The council proposes to take three million cubic meters from the Waipawa River to filter through an artificial wetland in a shallow aquifer to be pumped into a lower level aquifer in a process called Managed Aquifer Recharge (MAR).
Water storage struggles have continued in recent years after a proposal to build the controversial $ 330 million Ruataniwha Dam above ground in central Hawke’s Bay was blocked by the Supreme Court in 2018, despite nearly $ 20 million in Hawke’s Bay Regional Council spending on approvals and planning.
The council is now seeking permission to advance a three-year trial for MAR, which is part of the Regional Water Security Program (RWSP).
When water levels are high in winter, the water would be piped from the gravel below the river and gravity-fed through two farms to a third farm, where the water would be filtered through an artificial wetland.
Regional water security program director Tom Skerman said he would then pass through a series of “leaky pools” in the shallow aquifer – essentially mimicking how aquifers are naturally recharged.
“What we would expect to see is that the water table rises and remains high enough to protect the ecosystems of downstream rivers, even during dry summers or droughts.”
Traditionally, the deepest aquifer is where most of the water in Central Hawke’s Bay comes from.
Skerman said a second part of the trial would be to test pumping naturally filtered water into the deeper aquifer during the winter months when river levels are high.
“In the summer we will try to recover some of this stored water.”
In partnership with local farmers, the recovered water will be used for a sustainable land use trial to demonstrate new practices in water conservation, cultivation and land use.
It was an important part of building water security in the region, he said.
Skerman said the Tukituki River, which is part of the Tukituki watershed that includes the Waipawa River as a sub-watershed, has been identified as one of New Zealand’s most vulnerable to the impacts of climate change.
It was an example of the global conflict between shrinking freshwater supplies and increasing pressure on the water supply.
“Although water permits for Hawke’s Bay rivers and aquifers have been capped, we still need to build our resilience to climate change by working hard to supplement supply and reduce demand.
“MAR has the potential to make a significant contribution to increasing water security in this area and alleviating pressure on the major aquifers and waterways in Central Hawke’s Bay. If the trial is successful, a network of MAR sites could be strategically located to replenish groundwater. “
The Council has engaged with mana whenua on the MAR trial since the end of last year to ensure that any cultural impact is identified.
The Hui will be held later this month, with marae located near the site to discuss a cultural impact assessment and the potential for a cultural monitoring program.

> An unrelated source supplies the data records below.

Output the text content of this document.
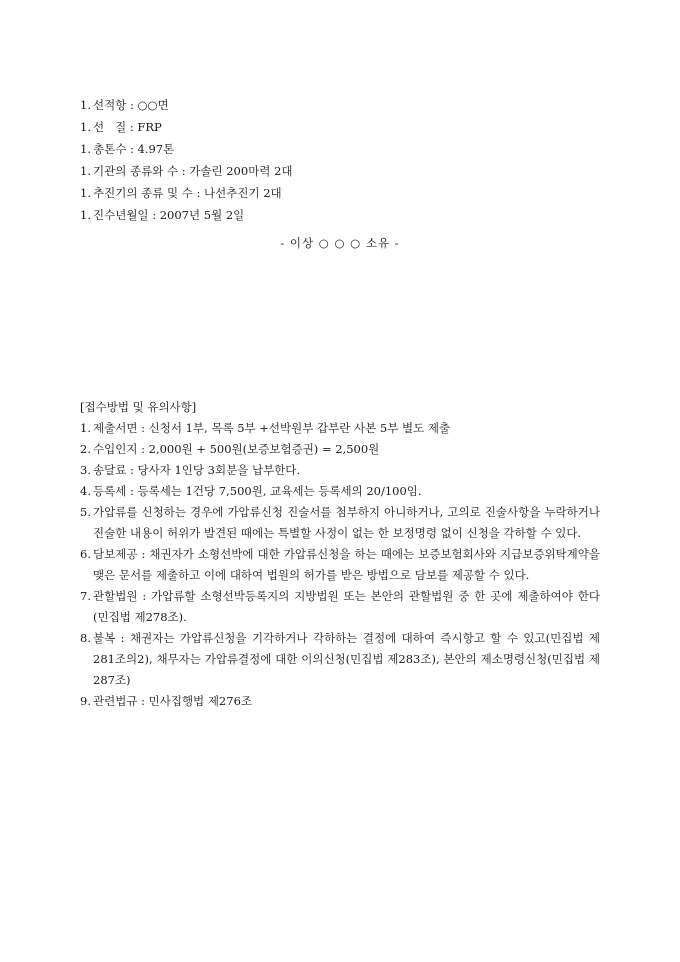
1. 선적항 : ○○면
1. 선   질 : FRP
1. 총톤수 : 4.97톤
1. 기관의 종류와 수 : 가솔린 200마력 2대
1. 추진기의 종류 및 수 : 나선추진기 2대
1. 진수년월일 : 2007년 5월 2일
- 이상 ○ ○ ○ 소유 -
[접수방법 및 유의사항]
1. 제출서면 : 신청서 1부, 목록 5부 +선박원부 갑부란 사본 5부 별도 제출
2. 수입인지 : 2,000원 + 500원(보증보험증권) = 2,500원
3. 송달료 : 당사자 1인당 3회분을 납부한다.
4. 등록세 : 등록세는 1건당 7,500원, 교육세는 등록세의 20/100임.
5. 가압류를 신청하는 경우에 가압류신청 진술서를 첨부하지 아니하거나, 고의로 진술사항을 누락하거나 진술한 내용이 허위가 발견된 때에는 특별할 사정이 없는 한 보정명령 없이 신청을 각하할 수 있다.
6. 담보제공 : 채권자가 소형선박에 대한 가압류신청을 하는 때에는 보증보험회사와 지급보증위탁계약을 맺은 문서를 제출하고 이에 대하여 법원의 허가를 받은 방법으로 담보를 제공할 수 있다.
7. 관할법원 : 가압류할 소형선박등록지의 지방법원 또는 본안의 관할법원 중 한 곳에 제출하여야 한다(민집법 제278조).
8. 불복 : 채권자는 가압류신청을 기각하거나 각하하는 결정에 대하여 즉시항고 할 수 있고(민집법 제281조의2), 채무자는 가압류결정에 대한 이의신청(민집법 제283조), 본안의 제소명령신청(민집법 제287조)
9. 관련법규 : 민사집행법 제276조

Federated Farmers Hawke’s Bay President Jim Galloway said it was an important decision and a long delay given the delays since the Ruataniwha Dam was proposed for the first time.
“It’s used a bit in Canterbury and it’s successful there, so it’s not totally new technology. Definitely worth going.”
Without some form of reliable water storage, Central Hawke’s Bay is becoming a “dust bowl,” he said, but with it apples, carrots and other crops would be much easier. to cultivate.
“Anything that can help with the storage and safety of water is great news. The most important thing will be to make sure that we do not contaminate the aquifer.”
Tukituki Water Security Project Chairman Mike Petersen said the proposal was part of a solution to address water security concerns.
“The safety concerns are making sure there is enough water to keep our rivers and people healthy.”
He said MAR would be a welcome addition and understood it to be a try but he was very keen on the outcome.
The Tukituki water security project focused on the needs of the Tukituki watershed, he said.
“It should be finished in the next few weeks.”